Weltgebetstagsfeier in Ongata Rongai

Anfang März feierten die Mädchen in Ongata Rongai einen Gottesdienst zum Weltgebetstag.

Das Mädchen, das als Kirchenvorsteherin in der kleinen Gemeinde agiert, leitete die Vorbereitung, bei der es sehr lebendig zuging und alle Teilnehmerinnen ihre Gedanken einbrachten. Die Weltgebetstagsordnung aus Ägypten inspirierte zu vielen eigenen Ideen.
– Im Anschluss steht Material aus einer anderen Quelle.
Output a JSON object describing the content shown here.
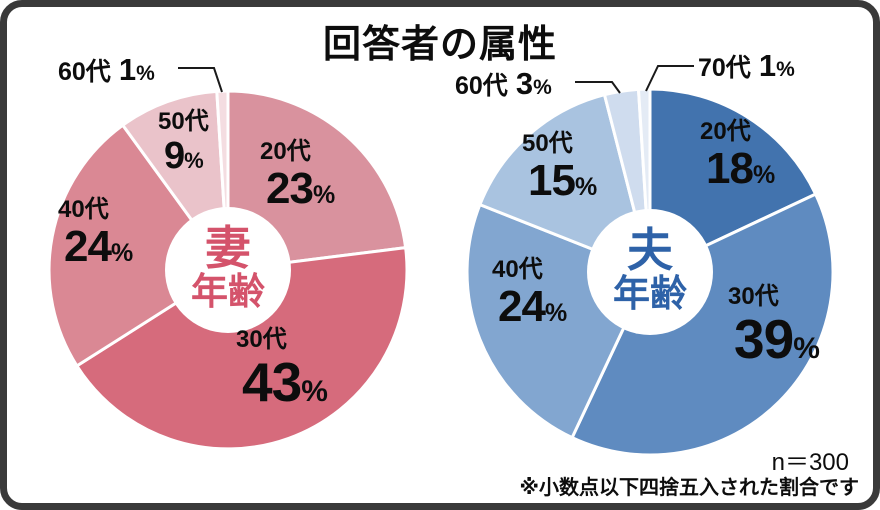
{
  "title": "回答者の属性",
  "unit": "%",
  "footer": {
    "sample_size": "n＝300",
    "note": "※小数点以下四捨五入された割合です"
  },
  "chart_data": [
    {
      "type": "pie",
      "name": "wife-age",
      "donut": true,
      "legend": "none",
      "center_label": {
        "line1": "妻",
        "line2": "年齢"
      },
      "center_color": "#d4536b",
      "categories": [
        "20代",
        "30代",
        "40代",
        "50代",
        "60代"
      ],
      "values": [
        23,
        43,
        24,
        9,
        1
      ],
      "colors": [
        "#d9929e",
        "#d66b7c",
        "#da8894",
        "#eac3ca",
        "#f4dde1"
      ]
    },
    {
      "type": "pie",
      "name": "husband-age",
      "donut": true,
      "legend": "none",
      "center_label": {
        "line1": "夫",
        "line2": "年齢"
      },
      "center_color": "#2e62a8",
      "categories": [
        "20代",
        "30代",
        "40代",
        "50代",
        "60代",
        "70代"
      ],
      "values": [
        18,
        39,
        24,
        15,
        3,
        1
      ],
      "colors": [
        "#4273ae",
        "#5f8bc0",
        "#82a6d0",
        "#a9c3e0",
        "#cfdcee",
        "#e4ebf5"
      ]
    }
  ]
}
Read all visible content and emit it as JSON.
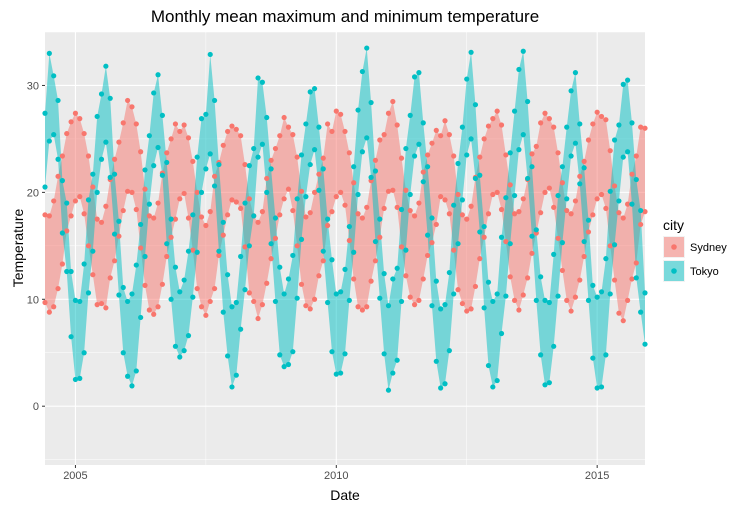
{
  "chart_data": {
    "type": "area",
    "title": "Monthly mean maximum and minimum temperature",
    "xlabel": "Date",
    "ylabel": "Temperature",
    "x_ticks": [
      "2005",
      "2010",
      "2015"
    ],
    "y_ticks": [
      0,
      10,
      20,
      30
    ],
    "xlim": [
      "2004-06",
      "2015-12"
    ],
    "ylim": [
      -5.5,
      35
    ],
    "grid": true,
    "legend": {
      "title": "city",
      "position": "right"
    },
    "series": [
      {
        "name": "Sydney",
        "color": "#F8766D",
        "x": [
          "2004-06",
          "2004-07",
          "2004-08",
          "2004-09",
          "2004-10",
          "2004-11",
          "2004-12",
          "2005-01",
          "2005-02",
          "2005-03",
          "2005-04",
          "2005-05",
          "2005-06",
          "2005-07",
          "2005-08",
          "2005-09",
          "2005-10",
          "2005-11",
          "2005-12",
          "2006-01",
          "2006-02",
          "2006-03",
          "2006-04",
          "2006-05",
          "2006-06",
          "2006-07",
          "2006-08",
          "2006-09",
          "2006-10",
          "2006-11",
          "2006-12",
          "2007-01",
          "2007-02",
          "2007-03",
          "2007-04",
          "2007-05",
          "2007-06",
          "2007-07",
          "2007-08",
          "2007-09",
          "2007-10",
          "2007-11",
          "2007-12",
          "2008-01",
          "2008-02",
          "2008-03",
          "2008-04",
          "2008-05",
          "2008-06",
          "2008-07",
          "2008-08",
          "2008-09",
          "2008-10",
          "2008-11",
          "2008-12",
          "2009-01",
          "2009-02",
          "2009-03",
          "2009-04",
          "2009-05",
          "2009-06",
          "2009-07",
          "2009-08",
          "2009-09",
          "2009-10",
          "2009-11",
          "2009-12",
          "2010-01",
          "2010-02",
          "2010-03",
          "2010-04",
          "2010-05",
          "2010-06",
          "2010-07",
          "2010-08",
          "2010-09",
          "2010-10",
          "2010-11",
          "2010-12",
          "2011-01",
          "2011-02",
          "2011-03",
          "2011-04",
          "2011-05",
          "2011-06",
          "2011-07",
          "2011-08",
          "2011-09",
          "2011-10",
          "2011-11",
          "2011-12",
          "2012-01",
          "2012-02",
          "2012-03",
          "2012-04",
          "2012-05",
          "2012-06",
          "2012-07",
          "2012-08",
          "2012-09",
          "2012-10",
          "2012-11",
          "2012-12",
          "2013-01",
          "2013-02",
          "2013-03",
          "2013-04",
          "2013-05",
          "2013-06",
          "2013-07",
          "2013-08",
          "2013-09",
          "2013-10",
          "2013-11",
          "2013-12",
          "2014-01",
          "2014-02",
          "2014-03",
          "2014-04",
          "2014-05",
          "2014-06",
          "2014-07",
          "2014-08",
          "2014-09",
          "2014-10",
          "2014-11",
          "2014-12",
          "2015-01",
          "2015-02",
          "2015-03",
          "2015-04",
          "2015-05",
          "2015-06",
          "2015-07",
          "2015-08",
          "2015-09",
          "2015-10",
          "2015-11",
          "2015-12"
        ],
        "max": [
          17.9,
          17.8,
          19.2,
          21.5,
          23.4,
          25.5,
          26.6,
          27.4,
          26.9,
          25.5,
          23.4,
          20.5,
          17.5,
          17.2,
          18.7,
          21.2,
          23.1,
          24.7,
          26.5,
          28.6,
          28.0,
          26.4,
          23.8,
          20.3,
          17.8,
          17.6,
          19.0,
          21.8,
          23.7,
          25.0,
          26.4,
          25.7,
          26.3,
          25.1,
          22.9,
          20.0,
          17.7,
          16.9,
          18.2,
          21.5,
          22.8,
          24.4,
          25.7,
          26.2,
          25.9,
          25.3,
          22.6,
          19.4,
          17.8,
          17.2,
          18.2,
          21.3,
          23.0,
          24.1,
          25.3,
          27.0,
          26.1,
          25.4,
          23.3,
          20.1,
          17.7,
          18.1,
          20.0,
          21.7,
          23.2,
          26.4,
          25.7,
          27.6,
          27.3,
          25.7,
          23.7,
          20.9,
          18.0,
          17.6,
          18.6,
          21.1,
          23.0,
          24.9,
          25.4,
          27.4,
          28.5,
          26.3,
          23.2,
          20.2,
          18.3,
          17.8,
          19.0,
          21.9,
          23.5,
          24.6,
          25.8,
          25.3,
          26.7,
          25.4,
          23.4,
          19.8,
          17.9,
          17.5,
          18.7,
          21.4,
          23.3,
          25.0,
          26.2,
          26.9,
          27.6,
          26.3,
          23.5,
          20.7,
          18.0,
          18.2,
          19.4,
          21.2,
          23.6,
          24.3,
          26.5,
          27.4,
          26.9,
          26.1,
          23.7,
          20.9,
          18.3,
          18.0,
          19.2,
          21.5,
          22.9,
          24.9,
          26.4,
          27.5,
          27.1,
          26.8,
          23.9,
          20.6,
          18.1,
          17.6,
          18.9,
          21.7,
          23.4,
          26.1,
          26.0
        ],
        "min": [
          9.7,
          8.8,
          9.3,
          11.0,
          13.3,
          16.4,
          17.8,
          19.2,
          19.6,
          18.0,
          15.0,
          12.3,
          9.5,
          9.6,
          9.2,
          12.0,
          13.6,
          15.9,
          18.3,
          20.1,
          20.0,
          18.4,
          14.8,
          11.3,
          9.0,
          8.6,
          9.3,
          11.4,
          14.0,
          15.8,
          17.5,
          19.4,
          19.9,
          17.6,
          14.6,
          11.0,
          9.3,
          8.5,
          9.8,
          11.0,
          14.1,
          16.0,
          17.9,
          19.3,
          19.1,
          18.5,
          14.9,
          10.6,
          9.8,
          8.2,
          9.5,
          11.5,
          13.8,
          15.7,
          17.9,
          19.4,
          20.3,
          18.3,
          15.0,
          11.4,
          9.4,
          9.1,
          10.0,
          12.2,
          13.6,
          16.9,
          18.2,
          19.6,
          20.0,
          18.8,
          15.5,
          11.9,
          9.3,
          9.0,
          9.3,
          11.7,
          13.6,
          15.8,
          18.5,
          20.1,
          20.2,
          18.6,
          14.9,
          12.2,
          10.2,
          9.5,
          9.9,
          11.9,
          14.1,
          15.3,
          17.0,
          19.6,
          19.3,
          18.0,
          14.6,
          10.9,
          9.6,
          8.9,
          9.1,
          11.2,
          13.8,
          15.8,
          18.0,
          19.8,
          20.0,
          18.4,
          15.4,
          12.1,
          9.9,
          9.0,
          10.4,
          12.0,
          14.3,
          16.2,
          18.1,
          20.0,
          20.4,
          18.6,
          15.7,
          12.7,
          9.9,
          8.9,
          10.2,
          11.8,
          14.0,
          16.3,
          17.9,
          19.4,
          19.8,
          18.5,
          15.0,
          11.8,
          8.7,
          8.0,
          9.9,
          11.9,
          13.4,
          17.0,
          18.2
        ]
      },
      {
        "name": "Tokyo",
        "color": "#00BFC4",
        "x": [
          "2004-06",
          "2004-07",
          "2004-08",
          "2004-09",
          "2004-10",
          "2004-11",
          "2004-12",
          "2005-01",
          "2005-02",
          "2005-03",
          "2005-04",
          "2005-05",
          "2005-06",
          "2005-07",
          "2005-08",
          "2005-09",
          "2005-10",
          "2005-11",
          "2005-12",
          "2006-01",
          "2006-02",
          "2006-03",
          "2006-04",
          "2006-05",
          "2006-06",
          "2006-07",
          "2006-08",
          "2006-09",
          "2006-10",
          "2006-11",
          "2006-12",
          "2007-01",
          "2007-02",
          "2007-03",
          "2007-04",
          "2007-05",
          "2007-06",
          "2007-07",
          "2007-08",
          "2007-09",
          "2007-10",
          "2007-11",
          "2007-12",
          "2008-01",
          "2008-02",
          "2008-03",
          "2008-04",
          "2008-05",
          "2008-06",
          "2008-07",
          "2008-08",
          "2008-09",
          "2008-10",
          "2008-11",
          "2008-12",
          "2009-01",
          "2009-02",
          "2009-03",
          "2009-04",
          "2009-05",
          "2009-06",
          "2009-07",
          "2009-08",
          "2009-09",
          "2009-10",
          "2009-11",
          "2009-12",
          "2010-01",
          "2010-02",
          "2010-03",
          "2010-04",
          "2010-05",
          "2010-06",
          "2010-07",
          "2010-08",
          "2010-09",
          "2010-10",
          "2010-11",
          "2010-12",
          "2011-01",
          "2011-02",
          "2011-03",
          "2011-04",
          "2011-05",
          "2011-06",
          "2011-07",
          "2011-08",
          "2011-09",
          "2011-10",
          "2011-11",
          "2011-12",
          "2012-01",
          "2012-02",
          "2012-03",
          "2012-04",
          "2012-05",
          "2012-06",
          "2012-07",
          "2012-08",
          "2012-09",
          "2012-10",
          "2012-11",
          "2012-12",
          "2013-01",
          "2013-02",
          "2013-03",
          "2013-04",
          "2013-05",
          "2013-06",
          "2013-07",
          "2013-08",
          "2013-09",
          "2013-10",
          "2013-11",
          "2013-12",
          "2014-01",
          "2014-02",
          "2014-03",
          "2014-04",
          "2014-05",
          "2014-06",
          "2014-07",
          "2014-08",
          "2014-09",
          "2014-10",
          "2014-11",
          "2014-12",
          "2015-01",
          "2015-02",
          "2015-03",
          "2015-04",
          "2015-05",
          "2015-06",
          "2015-07",
          "2015-08",
          "2015-09",
          "2015-10",
          "2015-11",
          "2015-12"
        ],
        "max": [
          27.4,
          33.0,
          30.9,
          28.6,
          21.1,
          19.0,
          12.6,
          9.9,
          9.8,
          13.3,
          19.3,
          21.7,
          27.1,
          29.2,
          31.8,
          28.8,
          21.7,
          17.3,
          11.1,
          9.8,
          10.5,
          13.2,
          17.0,
          22.1,
          25.3,
          29.3,
          31.0,
          27.2,
          22.8,
          17.5,
          13.0,
          10.7,
          11.8,
          14.5,
          17.9,
          23.3,
          26.9,
          27.3,
          32.9,
          28.6,
          22.6,
          17.2,
          12.3,
          9.3,
          9.7,
          14.0,
          19.0,
          22.5,
          24.1,
          30.7,
          30.3,
          27.0,
          22.2,
          17.6,
          13.0,
          10.5,
          11.9,
          14.1,
          19.4,
          23.5,
          26.4,
          29.4,
          29.7,
          26.1,
          22.2,
          17.5,
          13.7,
          10.5,
          10.7,
          12.8,
          16.8,
          22.4,
          27.7,
          31.3,
          33.5,
          28.4,
          22.0,
          17.5,
          12.4,
          9.4,
          11.9,
          12.9,
          18.4,
          24.1,
          27.2,
          30.8,
          31.2,
          26.5,
          22.4,
          17.6,
          11.7,
          9.1,
          9.5,
          12.5,
          18.8,
          22.7,
          26.1,
          30.6,
          33.1,
          28.2,
          21.6,
          16.8,
          11.6,
          9.8,
          10.5,
          15.8,
          19.5,
          23.7,
          27.6,
          31.5,
          33.2,
          28.5,
          22.4,
          16.5,
          12.1,
          9.9,
          9.7,
          14.2,
          19.7,
          22.4,
          26.1,
          29.5,
          31.2,
          26.4,
          22.3,
          17.4,
          11.3,
          10.2,
          10.7,
          13.8,
          20.1,
          24.9,
          26.3,
          30.1,
          30.5,
          26.5,
          21.2,
          18.3,
          10.6
        ],
        "min": [
          20.5,
          24.8,
          25.4,
          23.1,
          16.2,
          12.6,
          6.5,
          2.5,
          2.6,
          5.0,
          10.6,
          14.5,
          20.0,
          23.1,
          24.7,
          21.4,
          16.1,
          10.4,
          5.0,
          2.8,
          1.9,
          3.3,
          8.3,
          14.0,
          18.9,
          22.5,
          24.2,
          21.6,
          15.2,
          10.0,
          5.6,
          4.6,
          5.2,
          6.6,
          10.2,
          14.4,
          20.0,
          22.2,
          23.6,
          20.6,
          14.5,
          8.8,
          4.7,
          1.8,
          2.9,
          7.2,
          10.9,
          15.0,
          17.8,
          23.3,
          24.5,
          20.0,
          15.2,
          9.8,
          4.8,
          3.7,
          3.9,
          5.1,
          10.1,
          15.6,
          19.6,
          22.6,
          24.0,
          20.2,
          14.5,
          9.7,
          5.1,
          3.0,
          3.1,
          4.9,
          9.9,
          14.4,
          19.8,
          23.8,
          25.1,
          21.4,
          15.4,
          10.1,
          4.9,
          1.5,
          3.1,
          4.3,
          9.8,
          14.6,
          19.8,
          23.4,
          24.5,
          21.0,
          16.0,
          9.4,
          4.2,
          1.7,
          2.1,
          5.2,
          10.5,
          15.2,
          19.3,
          23.5,
          25.0,
          21.3,
          16.3,
          9.2,
          3.8,
          1.8,
          2.4,
          6.8,
          10.3,
          15.2,
          19.7,
          24.0,
          25.4,
          21.3,
          15.9,
          9.9,
          4.8,
          2.0,
          2.2,
          5.6,
          10.3,
          15.3,
          19.4,
          23.4,
          24.6,
          20.8,
          15.4,
          9.9,
          4.5,
          1.7,
          1.8,
          4.8,
          10.5,
          15.1,
          19.2,
          23.3,
          23.8,
          18.9,
          12.0,
          8.8,
          5.8
        ]
      }
    ]
  }
}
Gerne übernahmen die acht Mädchen ihre Rollen, versetzten sich in das Leben der ägyptischen Frauen und Mädchen und bereiteten sich äußerlich wie innerlich gut vor.

Die Mühe hatte sich gelohnt. Voller Erwartung kam die gesamte Ongata Rongai Gemeinde zusammen. Lieder, Gebete, biblische Geschichten, darstellendes Spiel - es wurde mit großer Aufmerksamkeit gefeiert.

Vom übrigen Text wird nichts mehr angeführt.